CAUV — Current Agricultural Use Value
Over 60,000 of Tuscarawas County's parcels are agricultural — farmland in Sandy Township, Wayne Township, Warren Township, Rush Township, Clay Township, and throughout the rural areas stretching toward the Coshocton County border.
Instead of taxing your farmland at open-market appraised value, CAUV calculates taxable value based on agricultural productivity. A 50-acre parcel near Zoar Village appraised at $350,000 could carry a CAUV value under $80,000 — a massive difference on your annual tax bill.
To qualify:
- Land used exclusively for farming, horticulture, or aquaculture
- 10+ acres devoted to agricultural use
- OR less acreage but $2,500+ annual gross income from farming
- Must file a CAUV application with the Auditor's office
If you recently bought farmland: check if CAUV is active on the parcel record. It does not transfer automatically with the deed — you must re-apply in your name.
Ohio Homestead Exemption
If you are 65 or older, or permanently and totally disabled, and your home in Tuscarawas County is your primary residence, the Homestead Exemption directly reduces your taxable assessed value.

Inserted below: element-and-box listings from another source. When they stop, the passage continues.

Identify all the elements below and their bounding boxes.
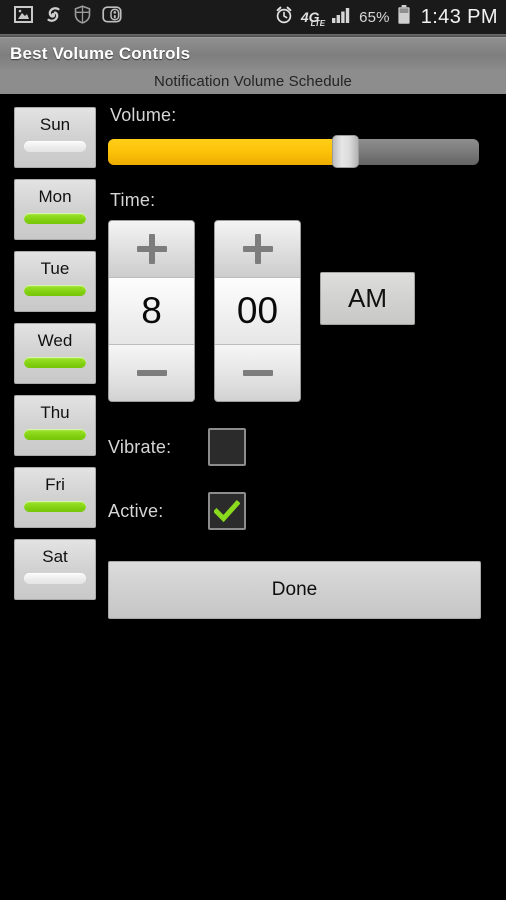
battery-percent-label: 65% (359, 8, 390, 26)
day-label: Sun (39, 115, 71, 134)
gallery-icon (14, 6, 33, 28)
active-checkbox[interactable] (208, 492, 246, 530)
day-toggle-wed[interactable]: Wed (14, 323, 96, 384)
minute-increment-button[interactable] (215, 221, 300, 277)
vibrate-checkbox[interactable] (208, 428, 246, 466)
vibrate-row: Vibrate: (108, 428, 498, 466)
minute-decrement-button[interactable] (215, 345, 300, 401)
settings-panel: Volume: Time: 8 00 AM Vibrate: Active: D… (108, 105, 498, 619)
app-title: Best Volume Controls (10, 43, 191, 63)
day-toggle-sat[interactable]: Sat (14, 539, 96, 600)
volume-slider-thumb[interactable] (331, 135, 359, 168)
network-type-sub: LTE (310, 18, 326, 28)
hour-value[interactable]: 8 (109, 277, 194, 345)
hour-picker: 8 (108, 220, 195, 402)
time-picker-row: 8 00 AM (108, 220, 498, 402)
day-status-led (24, 501, 86, 512)
volume-slider-fill (108, 139, 346, 165)
screen-subtitle: Notification Volume Schedule (154, 73, 352, 90)
done-button[interactable]: Done (108, 561, 481, 619)
active-row: Active: (108, 492, 498, 530)
meridiem-toggle-button[interactable]: AM (320, 272, 415, 325)
shield-icon (74, 5, 91, 29)
minute-value[interactable]: 00 (215, 277, 300, 345)
volume-label: Volume: (110, 105, 177, 125)
plus-icon (242, 234, 273, 264)
day-status-led (24, 573, 86, 584)
app-title-bar: Best Volume Controls (0, 37, 506, 69)
day-label: Mon (38, 187, 72, 206)
day-status-led (24, 141, 86, 152)
day-label: Fri (45, 475, 65, 494)
vibrate-label: Vibrate: (108, 436, 172, 457)
hour-increment-button[interactable] (109, 221, 194, 277)
day-toggle-tue[interactable]: Tue (14, 251, 96, 312)
day-toggle-fri[interactable]: Fri (14, 467, 96, 528)
status-bar-left-icons (14, 5, 122, 29)
day-status-led (24, 213, 86, 224)
volume-slider[interactable] (108, 135, 479, 168)
day-status-led (24, 285, 86, 296)
active-label: Active: (108, 500, 164, 521)
day-toggle-sun[interactable]: Sun (14, 107, 96, 168)
network-type-icon: 4G LTE (301, 10, 325, 28)
status-bar-right-icons: 4G LTE 65% 1:43 PM (274, 4, 498, 30)
minus-icon (136, 370, 167, 376)
signal-bars-icon (332, 6, 352, 28)
day-toggle-mon[interactable]: Mon (14, 179, 96, 240)
day-selector-list: Sun Mon Tue Wed Thu Fri Sat (14, 107, 96, 611)
day-label: Thu (40, 403, 70, 422)
plus-icon (136, 234, 167, 264)
status-bar: 4G LTE 65% 1:43 PM (0, 0, 506, 34)
clock-time: 1:43 PM (420, 5, 498, 28)
day-toggle-thu[interactable]: Thu (14, 395, 96, 456)
day-label: Wed (37, 331, 73, 350)
sync-icon (44, 5, 63, 29)
day-status-led (24, 357, 86, 368)
main-content: Sun Mon Tue Wed Thu Fri Sat Volume: Time… (0, 97, 506, 900)
hour-decrement-button[interactable] (109, 345, 194, 401)
remote-icon (102, 5, 122, 29)
checkmark-icon (214, 500, 240, 522)
alarm-clock-icon (274, 5, 294, 30)
battery-icon (397, 4, 411, 30)
day-label: Sat (42, 547, 68, 566)
time-label: Time: (110, 190, 156, 210)
screen-subtitle-bar: Notification Volume Schedule (0, 69, 506, 94)
day-label: Tue (40, 259, 70, 278)
minute-picker: 00 (214, 220, 301, 402)
minus-icon (242, 370, 273, 376)
day-status-led (24, 429, 86, 440)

2026 amounts (set by Ohio law):
- General Homestead: $29,000 off your assessed value
- Enhanced — 100% disabled veteran or KIA surviving spouse: $58,000 off
Practical example: If your assessed value is $70,000 and you qualify for the general exemption, your taxable value drops to $41,000. At 2% effective rate that's $820/year instead of $1,400 — a savings of over $580 every year.
How to apply: Contact the Auditor's office at (330) 365-3220 or visit Room 120 at 125 East High Avenue. Bring proof of age or disability. Once approved, it renews automatically each year.
📅 Application deadline: June 1 of the tax year| Your situation | What to do | Time |
|---|---|---|
| Who owns the house on Wabash Ave NW, New Philadelphia? | Auditor → address search | 2 min |
| Buying a home in Dover — need parcel and assessed value | Auditor → address search | 2 min |
| Got parcel number from tax bill — need full record | Auditor → parcel ID search | 1 min |
| Need to pay overdue property taxes | Tuscarawas County Treasurer | Online |
| Need a deed copy from 1995 sale in Uhrichsville | Recorder — (330) 365-3284 | In-office |
| Want to see boundary lines of Newcomerstown property | GIS: gis.co.tuscarawas.oh.us | 5 min |
| Think my 2026 assessed value is too high | Board of Revision — March 31 | Free |
| Own farmland in Sandy Township — want lower taxes | CAUV application — Dec 31 | 15 min |
| 65+ or disabled — want to reduce my tax bill | Homestead Exemption — June 1 | 15 min |
| Need a court case search — civil or criminal | Court of Common Pleas | Free |
| Check on someone at Tuscarawas County Jail | Tuscarawas County Sheriff | Online |
Before closing on any Tuscarawas County property: Check the Treasurer's portal for unpaid taxes. Under Ohio law, delinquent property taxes transfer to the buyer at closing — they do not disappear with the seller. A $5,000 unpaid balance on a property in Bolivar or Newcomerstown becomes your full responsibility the day you take the deed.